Je poursuis ma route sur la route de Thonon, passant devant la pharmacie bleue dont les employés me préparent régulièrement, en ma qualité de retraité légèrement cardiaque, le cocktail de médicaments que les industries pharmaceutiques m’imposent avec la complicité de médecins soumis à leur diktat.

Puis je passe devant une agence immobilière qui propose de somptueuses habitations dont les prix, exprimés en un certain nombre de millions de francs, montrent bien qu’elles ne sont pas destinées à ceux qui gagnent honnêtement leur vie à la sueur de leur front mais plutôt à des oligarques russes ou à quelques potentats en exil qui sont arrivés là avec une partie de la caisse de leur Pays.

Poursuivant ma route, je passe devant la bâtiment de la nouvelle COOP qui, curieusement, impose de descendre tout d’abord deux étages vers une cave où se trouvent ses rayons. Le magasin est immense, disproportionné à la modestie du village. Il y a tout ce dont on pourrait avoir besoin, bien rangé sur des rayonnages qui bordent de longues avenues. Les néons qui illuminent cette cave-magasin font oublier que nous sommes à la campagne et que, peut-être, à l’extérieur il y a du soleil.

Mais je ne m’arrête pas à la COOP mais poursuit ma route vers MANOR, mon magasin préféré.
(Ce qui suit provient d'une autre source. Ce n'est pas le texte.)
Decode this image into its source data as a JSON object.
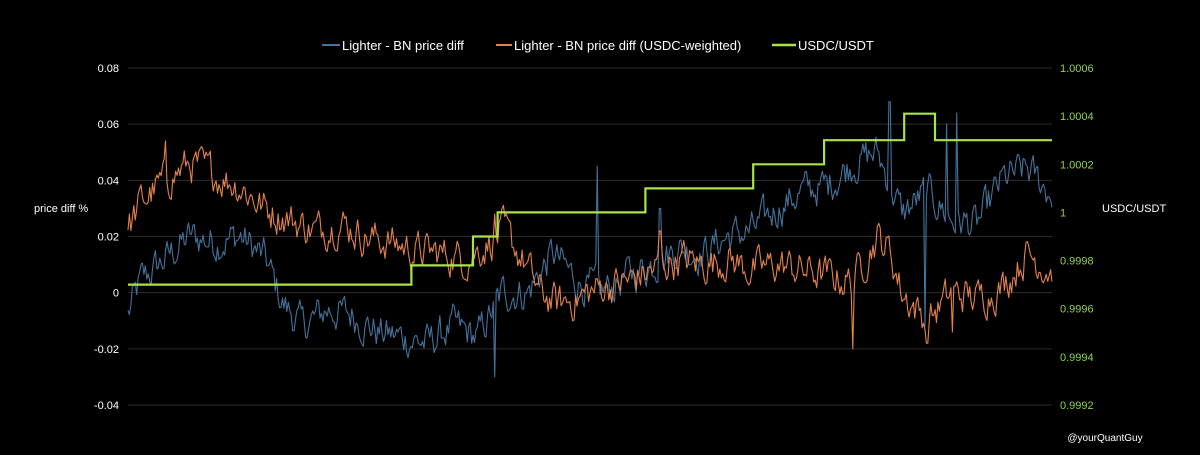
{
  "chart_data": {
    "type": "line",
    "title": "",
    "xlabel": "",
    "ylabel": "price diff %",
    "y2label": "USDC/USDT",
    "ylim": [
      -0.04,
      0.08
    ],
    "y2lim": [
      0.9992,
      1.0006
    ],
    "yticks": [
      "0.08",
      "0.06",
      "0.04",
      "0.02",
      "0",
      "-0.02",
      "-0.04"
    ],
    "y2ticks": [
      "1.0006",
      "1.0004",
      "1.0002",
      "1",
      "0.9998",
      "0.9996",
      "0.9994",
      "0.9992"
    ],
    "legend_position": "top",
    "grid": true,
    "n_points": 300,
    "series": [
      {
        "name": "Lighter - BN price diff",
        "color": "#44729a",
        "axis": "left",
        "anchors": [
          [
            0,
            -0.008
          ],
          [
            5,
            0.004
          ],
          [
            15,
            0.012
          ],
          [
            25,
            0.02
          ],
          [
            35,
            0.018
          ],
          [
            45,
            0.02
          ],
          [
            55,
            0.012
          ],
          [
            62,
            -0.004
          ],
          [
            70,
            -0.012
          ],
          [
            80,
            -0.006
          ],
          [
            90,
            -0.008
          ],
          [
            100,
            -0.014
          ],
          [
            110,
            -0.016
          ],
          [
            120,
            -0.018
          ],
          [
            130,
            -0.012
          ],
          [
            140,
            -0.016
          ],
          [
            150,
            0.0
          ],
          [
            160,
            0.0
          ],
          [
            170,
            0.014
          ],
          [
            180,
            0.004
          ],
          [
            190,
            0.0
          ],
          [
            200,
            0.006
          ],
          [
            210,
            0.01
          ],
          [
            220,
            0.016
          ],
          [
            230,
            0.014
          ],
          [
            240,
            0.02
          ],
          [
            250,
            0.022
          ],
          [
            260,
            0.03
          ],
          [
            270,
            0.036
          ],
          [
            280,
            0.038
          ],
          [
            290,
            0.046
          ],
          [
            300,
            0.05
          ],
          [
            310,
            0.028
          ],
          [
            320,
            0.036
          ],
          [
            330,
            0.026
          ],
          [
            340,
            0.024
          ],
          [
            350,
            0.04
          ],
          [
            360,
            0.044
          ],
          [
            370,
            0.035
          ]
        ],
        "spikes": [
          [
            147,
            -0.03
          ],
          [
            188,
            0.045
          ],
          [
            213,
            0.03
          ],
          [
            305,
            0.068
          ],
          [
            328,
            0.06
          ],
          [
            332,
            0.064
          ],
          [
            319,
            -0.012
          ]
        ]
      },
      {
        "name": "Lighter - BN price diff (USDC-weighted)",
        "color": "#e3824b",
        "axis": "left",
        "anchors": [
          [
            0,
            0.022
          ],
          [
            5,
            0.032
          ],
          [
            15,
            0.04
          ],
          [
            25,
            0.046
          ],
          [
            35,
            0.042
          ],
          [
            45,
            0.038
          ],
          [
            55,
            0.03
          ],
          [
            65,
            0.026
          ],
          [
            75,
            0.022
          ],
          [
            85,
            0.025
          ],
          [
            95,
            0.02
          ],
          [
            105,
            0.018
          ],
          [
            115,
            0.015
          ],
          [
            125,
            0.014
          ],
          [
            135,
            0.012
          ],
          [
            145,
            0.018
          ],
          [
            150,
            0.022
          ],
          [
            158,
            0.012
          ],
          [
            165,
            0.0
          ],
          [
            172,
            -0.004
          ],
          [
            180,
            -0.002
          ],
          [
            190,
            0.002
          ],
          [
            200,
            0.004
          ],
          [
            210,
            0.008
          ],
          [
            220,
            0.012
          ],
          [
            230,
            0.01
          ],
          [
            240,
            0.012
          ],
          [
            250,
            0.008
          ],
          [
            260,
            0.01
          ],
          [
            270,
            0.008
          ],
          [
            280,
            0.006
          ],
          [
            290,
            0.004
          ],
          [
            300,
            0.02
          ],
          [
            305,
            0.015
          ],
          [
            310,
            0.0
          ],
          [
            320,
            -0.01
          ],
          [
            330,
            0.0
          ],
          [
            340,
            -0.002
          ],
          [
            350,
            0.002
          ],
          [
            360,
            0.014
          ],
          [
            370,
            0.008
          ]
        ],
        "spikes": [
          [
            147,
            0.028
          ],
          [
            213,
            0.022
          ],
          [
            290,
            -0.02
          ],
          [
            320,
            -0.018
          ],
          [
            330,
            -0.014
          ],
          [
            15,
            0.054
          ]
        ]
      },
      {
        "name": "USDC/USDT",
        "color": "#a9e34b",
        "axis": "right",
        "steps": [
          [
            0,
            0.9997
          ],
          [
            92,
            0.9997
          ],
          [
            92,
            0.99978
          ],
          [
            112,
            0.99978
          ],
          [
            112,
            0.9999
          ],
          [
            120,
            0.9999
          ],
          [
            120,
            1.0
          ],
          [
            168,
            1.0
          ],
          [
            168,
            1.0001
          ],
          [
            203,
            1.0001
          ],
          [
            203,
            1.0002
          ],
          [
            226,
            1.0002
          ],
          [
            226,
            1.0003
          ],
          [
            252,
            1.0003
          ],
          [
            252,
            1.00041
          ],
          [
            262,
            1.00041
          ],
          [
            262,
            1.0003
          ],
          [
            300,
            1.0003
          ]
        ]
      }
    ]
  },
  "watermark": "@yourQuantGuy"
}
Je pense que Baudelaire a dû connaître MANOR puisqu’il a écrit : « Là, tout n’est qu’ordre et beauté ». Même le parking est destiné à de riches consommateurs. Il est bien éclairé et les places très larges permettent de garer sans aucune difficulté les Porches Cayenne et autres quatre-quatres. C’est le confort absolu. Les caissières et les employées sont toutes souriantes et leur patron leur fournit des tenues en accord avec les saisons. Aux alentours de Noël, elles portent des habits noirs qu’illumine une belle fleur rouge portée à la boutonnière. Dès que le printemps pointe son nez, elles abordent un chemisier blanc égayé d’un joli foulard vert pomme. Dans cet environnement, tout porte au ravissement.

Bien sûr je possède la supercard de la COOP, la carte cumulus de la MIGROS et la carte MANOR. Mais ce jour-là, en attendant mon tour à la caisse, la suite du poème de Baudelaire « luxe, calme et volupté » me revint en tête et me fit chavirer l’esprit et il me semblât alors que la jeune caissière, souriante et complice, me proposait quelque chose de tout à fait inhabituel, une carte d’infidélité. Elle m’expliquait que la direction leur permettait de proposer une telle carte aux clients réguliers les plus sympathiques. Cette carte permettait de fidéliser ces clients en leur proposant d’améliorer leur sieste en compagnie d’une de ces charmantes caissières qui adhéraient volontairement à cet exercice de communication intégrale pour la gloire de leur enseigne.

Moi, dont les siestes n’étaient plus agrémentées que de saines lectures, j’acceptais sans réserve ma nouvelle carte d’infidélité, me félicitant d’être l’heureux client d’une si chaleureuse entreprise.

Lorsque j’ouvris les yeux, j’étais allongé dans l’arrière-boutique du magasin et le gérant me dit que j’avais eu un léger malaise au cours duquel j’avais tenu des propos incohérents à propos d’une carte d’infidélité. La chute brutale dans la réalité quotidienne me remit immédiatement sur pied et il ne me restât plus aucune séquelle de ce malaise. Mais le souvenir de cette très douce carte d’infidélité illumina mon visage et personne ne sût d’où venait mon sourire.